For Junior American Legion members and those who have attended Boys State and Girls State.
“I had the opportunity to go to Boys State,” Barnett said. “That’s not what I wanted to do in life. I had these big dreams that I was going to be a basketball player, go to the Big 10 and be an NBA player. My senior year, reality set in . . . We were 3-17 in basketball, and I was pretty dog-goned depressed.”
Despite his depression, he received an offer to play basketball for a college in Minnesota.
“It was St. John’s,” Barnett said. “It said, ‘Dear, Dale, we would love for you to attend our college. However, we do not give any athletic scholarships, and we haven’t had a winning basketball season in 20 years, but we think you’ll fit right into the program.”
When a high school counselor mentioned the military academy as an alternative, Barnett thought he was too late to apply.
“She said, ‘No, you have been to Boys State and they recognize that,’” Barnett said.
He followed her advice, which led to a long career in the military, not to mention his current one-year post.
For the Sons of the American Legion.
“They got $639,000 for the Child Welfare Foundation,” Barnett said. “That’s what our family does. We stand up for these young people. We mentor our youth. We help our veterans in need.”
On the topic of helping veterans, Barnett said he would be testifying Wednesday, Feb. 24, in front of the Veteran Affairs Committee. He said he is concerned about accountability in the wake of $400,000 in taxpayer dollars that were spent on “relocation” of two Veterans Affairs officials.
Barnett called for the resignation of the individual who had approved those relocations and subsequent price tags. Though it did not happen at first, once Congress voted unanimously to subpoena her to testify on the issue, she resigned.
“It wasn’t the first time she had done something we were concerned about,” Barnett said.
VA officials were demoted, but those demotions have since been set aside due to an irregularity in paperwork.
“We’re going to continue to fight the fight,” Barnett said. “I’m not sure we’re making progress, but I know one thing: We got their attention. They’re listening to us. It’s my solemn pledge: I will continue to fight for vets, I will continue to fight for taxpayers.”
Other topics Barnett will be testifying about include health care, meshing Department of Defense and VA records into the same system, and reporting issues.
“The VA is very interested in our reports because we try to be very, very fair and unbiased, but we try to make sure we say the truth and come up with recommendations to make it better for veterans,” Barnett said.

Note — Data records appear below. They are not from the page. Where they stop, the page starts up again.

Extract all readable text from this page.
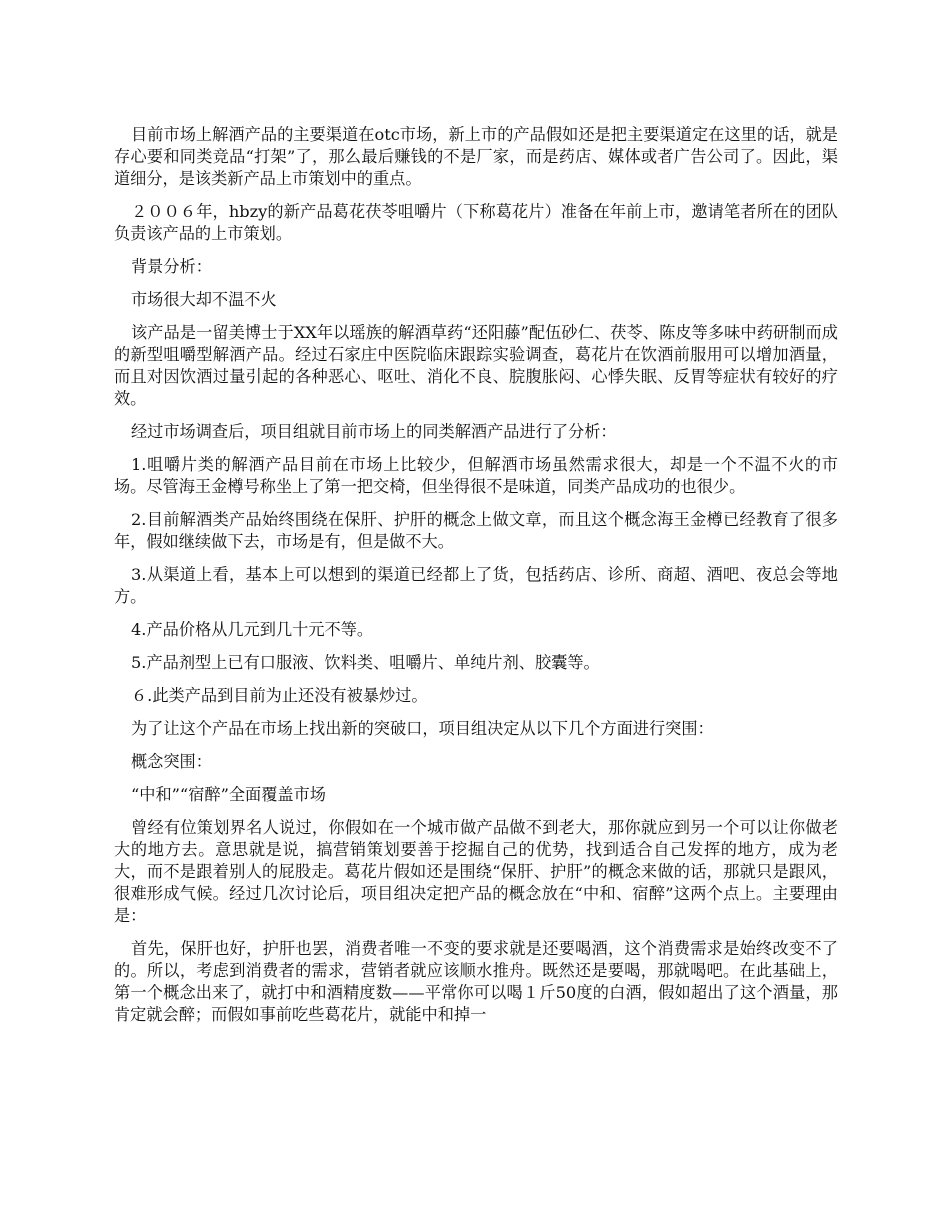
目前市场上解酒产品的主要渠道在otc市场，新上市的产品假如还是把主要渠道定在这里的话，就是存心要和同类竞品“打架”了，那么最后赚钱的不是厂家，而是药店、媒体或者广告公司了。因此，渠道细分，是该类新产品上市策划中的重点。

２００６年，hbzy的新产品葛花茯苓咀嚼片（下称葛花片）准备在年前上市，邀请笔者所在的团队负责该产品的上市策划。

背景分析：

市场很大却不温不火

该产品是一留美博士于XX年以瑶族的解酒草药“还阳藤”配伍砂仁、茯苓、陈皮等多味中药研制而成的新型咀嚼型解酒产品。经过石家庄中医院临床跟踪实验调查，葛花片在饮酒前服用可以增加酒量，而且对因饮酒过量引起的各种恶心、呕吐、消化不良、脘腹胀闷、心悸失眠、反胃等症状有较好的疗效。

经过市场调查后，项目组就目前市场上的同类解酒产品进行了分析：

1.咀嚼片类的解酒产品目前在市场上比较少，但解酒市场虽然需求很大，却是一个不温不火的市场。尽管海王金樽号称坐上了第一把交椅，但坐得很不是味道，同类产品成功的也很少。

2.目前解酒类产品始终围绕在保肝、护肝的概念上做文章，而且这个概念海王金樽已经教育了很多年，假如继续做下去，市场是有，但是做不大。

3.从渠道上看，基本上可以想到的渠道已经都上了货，包括药店、诊所、商超、酒吧、夜总会等地方。

4.产品价格从几元到几十元不等。

5.产品剂型上已有口服液、饮料类、咀嚼片、单纯片剂、胶囊等。

６.此类产品到目前为止还没有被暴炒过。

为了让这个产品在市场上找出新的突破口，项目组决定从以下几个方面进行突围：

概念突围：

“中和”“宿醉”全面覆盖市场

曾经有位策划界名人说过，你假如在一个城市做产品做不到老大，那你就应到另一个可以让你做老大的地方去。意思就是说，搞营销策划要善于挖掘自己的优势，找到适合自己发挥的地方，成为老大，而不是跟着别人的屁股走。葛花片假如还是围绕“保肝、护肝”的概念来做的话，那就只是跟风，很难形成气候。经过几次讨论后，项目组决定把产品的概念放在“中和、宿醉”这两个点上。主要理由是：

首先，保肝也好，护肝也罢，消费者唯一不变的要求就是还要喝酒，这个消费需求是始终改变不了的。所以，考虑到消费者的需求，营销者就应该顺水推舟。既然还是要喝，那就喝吧。在此基础上，第一个概念出来了，就打中和酒精度数——平常你可以喝１斤50度的白酒，假如超出了这个酒量，那肯定就会醉；而假如事前吃些葛花片，就能中和掉一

He also has a platform to talk about national security, and he has used the opportunity to meet with the president of Taiwan and key officials in South Korea and the Caribbean. He will also be visiting four European countries in June for the same purpose.

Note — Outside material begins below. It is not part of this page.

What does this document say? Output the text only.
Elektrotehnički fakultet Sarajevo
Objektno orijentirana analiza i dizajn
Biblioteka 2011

More than meeting dignitaries, though, Barnett enjoys getting to know veterans and seeing their sense of pride.
“I was just at a lunch meeting today and ran into a World War II veteran who had 70 years in the American Legion, and we talked about the value of membership,” Barnett said. “I met a gentleman in here just a little while ago who’s been in the organization for 65 years. There’s great loyalty and pride in this organization from our membership. It’s just an honor to be a part of it.”
Barnett expressed his appreciation to all the American Legion and American Legion Auxiliary members for being a part of the organization, and asked for their help.

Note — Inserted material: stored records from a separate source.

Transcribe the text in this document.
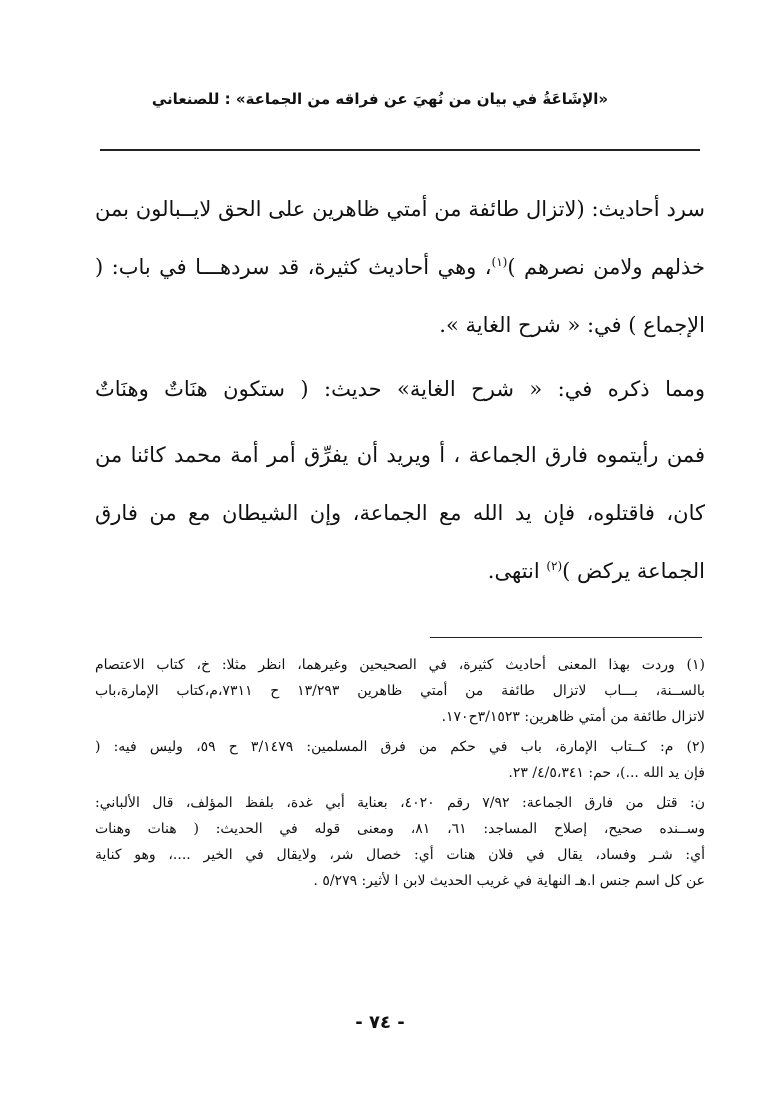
«الإشَاعَةُ في بيان من نُهيَ عن فراقه من الجماعة» : للصنعاني
سرد أحاديث: (لاتزال طائفة من أمتي ظاهرين على الحق لايــبالون بمن
خذلهم ولامن نصرهم )$^{(١)}$، وهي أحاديث كثيرة، قد سردهـــا في باب: (
الإجماع ) في: « شرح الغاية ».
ومما ذكره في: « شرح الغاية» حديث: ( ستكون هنَاتٌ وهنَاتٌ
فمن رأيتموه فارق الجماعة ، أ ويريد أن يفرِّق أمر أمة محمد كائنا من
كان، فاقتلوه، فإن يد الله مع الجماعة، وإن الشيطان مع من فارق
الجماعة يركض )$^{(٢)}$ انتهى.
(١) وردت بهذا المعنى أحاديث كثيرة، في الصحيحين وغيرهما، انظر مثلا: خ، كتاب الاعتصام
بالســنة، بـــاب لاتزال طائفة من أمتي ظاهرين ١٣/٢٩٣ ح ٧٣١١،م،كتاب الإمارة،باب
لاتزال طائفة من أمتي ظاهرين: ٣/١٥٢٣ح١٧٠.
(٢) م: كــتاب الإمارة، باب في حكم من فرق المسلمين: ٣/١٤٧٩ ح ٥٩، وليس فيه: (
فإن يد الله ...)، حم: ٤/٥،٣٤١/ ٢٣.
ن: قتل من فارق الجماعة: ٧/٩٢ رقم ٤٠٢٠، بعناية أبي غدة، بلفظ المؤلف، قال الألباني:
وســنده صحيح، إصلاح المساجد: ٦١، ٨١، ومعنى قوله في الحديث: ( هنات وهنات
أي: شـر وفساد، يقال في فلان هنات أي: خصال شر، ولايقال في الخير ....، وهو كناية
عن كل اسم جنس ا.هـ النهاية في غريب الحديث لابن ا لأثير: ٥/٢٧٩ .
- ٧٤ -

“How do you help me? By being members and being advocates in your community,” Barnett said.
He said he is proud of the growth of the American Legion, with 52 of 55 departments hitting their membership goals.
While some doubt the future of the American Legion, Barnett said that doubt is misplaced.
“People say we’re a dying organization,” Barnett said. “It couldn’t be further from the truth. We’re a growing organization because our membership has value.”